So, have these fears been born out or, like all great comedians, is President Zelensky going to have the last laugh.

From a macro-economic perspective Zelensky set himself an ambitious target, to achieve an annual growth rate of between 5-7%. So far, certainly up to the outbreak of the Coronavirus epidemic, the macro-economic scorecard is largely positive. Growth was up to around 4% and exports have risen sharply. Inflation has steadily dropped, while Ukrainians’ salaries grew by nearly 10%. Public debt has fallen from 81% of output in 2016 to 51%, and the Ukrainian currency, the hryvnia, was at one point appreciating faster than any other currency in the world, while Kyiv also issued €1.25 billion of debt last month at an interest rate of just 4.37% — about half what it cost Ukraine to borrow roughly a year ago.

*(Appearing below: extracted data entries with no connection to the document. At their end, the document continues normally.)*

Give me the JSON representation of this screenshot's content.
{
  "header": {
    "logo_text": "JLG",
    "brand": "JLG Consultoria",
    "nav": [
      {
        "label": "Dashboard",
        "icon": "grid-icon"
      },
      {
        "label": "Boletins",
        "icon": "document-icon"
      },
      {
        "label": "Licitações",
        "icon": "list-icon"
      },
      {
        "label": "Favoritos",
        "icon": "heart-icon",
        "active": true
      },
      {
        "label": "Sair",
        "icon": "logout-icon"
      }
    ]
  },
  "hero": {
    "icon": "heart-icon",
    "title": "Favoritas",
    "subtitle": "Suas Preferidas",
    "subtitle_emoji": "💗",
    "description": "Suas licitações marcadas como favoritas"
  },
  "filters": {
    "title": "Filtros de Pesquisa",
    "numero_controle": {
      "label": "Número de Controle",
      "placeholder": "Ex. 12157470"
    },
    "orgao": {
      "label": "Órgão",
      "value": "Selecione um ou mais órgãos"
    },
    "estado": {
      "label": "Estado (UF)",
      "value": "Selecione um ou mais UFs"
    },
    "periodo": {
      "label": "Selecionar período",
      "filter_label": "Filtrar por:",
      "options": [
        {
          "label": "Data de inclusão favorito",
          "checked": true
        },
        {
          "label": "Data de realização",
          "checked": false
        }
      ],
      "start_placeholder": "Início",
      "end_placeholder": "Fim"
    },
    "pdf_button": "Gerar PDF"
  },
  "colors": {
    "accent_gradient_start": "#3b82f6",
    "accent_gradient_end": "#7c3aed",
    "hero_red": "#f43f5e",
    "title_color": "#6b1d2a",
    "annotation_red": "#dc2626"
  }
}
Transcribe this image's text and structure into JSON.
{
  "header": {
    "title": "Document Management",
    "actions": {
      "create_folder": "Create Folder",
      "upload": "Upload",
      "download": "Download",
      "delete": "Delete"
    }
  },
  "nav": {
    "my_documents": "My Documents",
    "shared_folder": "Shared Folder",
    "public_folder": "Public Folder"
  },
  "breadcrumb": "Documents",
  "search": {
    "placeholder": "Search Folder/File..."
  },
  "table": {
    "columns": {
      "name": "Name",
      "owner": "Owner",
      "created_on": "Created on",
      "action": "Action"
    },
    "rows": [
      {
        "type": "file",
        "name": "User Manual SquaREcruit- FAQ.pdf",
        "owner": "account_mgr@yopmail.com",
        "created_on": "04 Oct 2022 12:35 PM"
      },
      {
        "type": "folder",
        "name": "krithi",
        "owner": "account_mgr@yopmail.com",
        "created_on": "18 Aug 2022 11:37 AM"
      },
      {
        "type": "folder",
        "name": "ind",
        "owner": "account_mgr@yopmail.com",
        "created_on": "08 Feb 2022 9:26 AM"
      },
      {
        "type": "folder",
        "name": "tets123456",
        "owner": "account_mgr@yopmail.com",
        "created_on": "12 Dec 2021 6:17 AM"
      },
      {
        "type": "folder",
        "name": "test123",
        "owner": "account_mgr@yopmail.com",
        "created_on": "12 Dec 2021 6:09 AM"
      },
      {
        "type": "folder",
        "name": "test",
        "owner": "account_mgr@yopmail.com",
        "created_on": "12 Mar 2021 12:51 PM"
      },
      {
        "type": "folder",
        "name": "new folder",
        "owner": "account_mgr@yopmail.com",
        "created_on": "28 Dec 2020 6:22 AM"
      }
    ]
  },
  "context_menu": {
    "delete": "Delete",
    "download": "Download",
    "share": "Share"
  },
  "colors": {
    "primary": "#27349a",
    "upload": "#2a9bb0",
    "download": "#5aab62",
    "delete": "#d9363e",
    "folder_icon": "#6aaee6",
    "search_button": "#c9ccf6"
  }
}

The government has introduced a number of anti-corruption measures and pursued an ambitious economic reform agenda which have helped to settle the nerves of the international community. Crucially, the administration has done enough to convince the IMF, and a $5.5bn loan awaits approval by its board. This sends a powerful message to international investors and the business community.

Separately, the accord between Ukraine and Russia to end the gas dispute was a significant diplomatic and economic win for Zelensky. Faced with Vladimir Putin’s threat of cutting off Russian gas during the Ukrainian winter, he managed to negotiate a $7 billion payout over the next five years to pump natural gas across its territory, along with a $2.9 billion dispute settlement fee for Naftogaz. And whilst an end to the conflict with Russia in the Donbass region remains elusive, Zelensky has won plaudits for negotiating the return of prisoners and the manner in which he has dealt with Putin.

But the challenges are mounting.

In the energy sector, last year saw the introduction of a long-awaited liberalized electricity market. This represented real progress as there was a real concern it would be postponed or even rolled-back. Unfortunately, since then, the situation has deteriorated, and the energy sector now finds itself in crisis.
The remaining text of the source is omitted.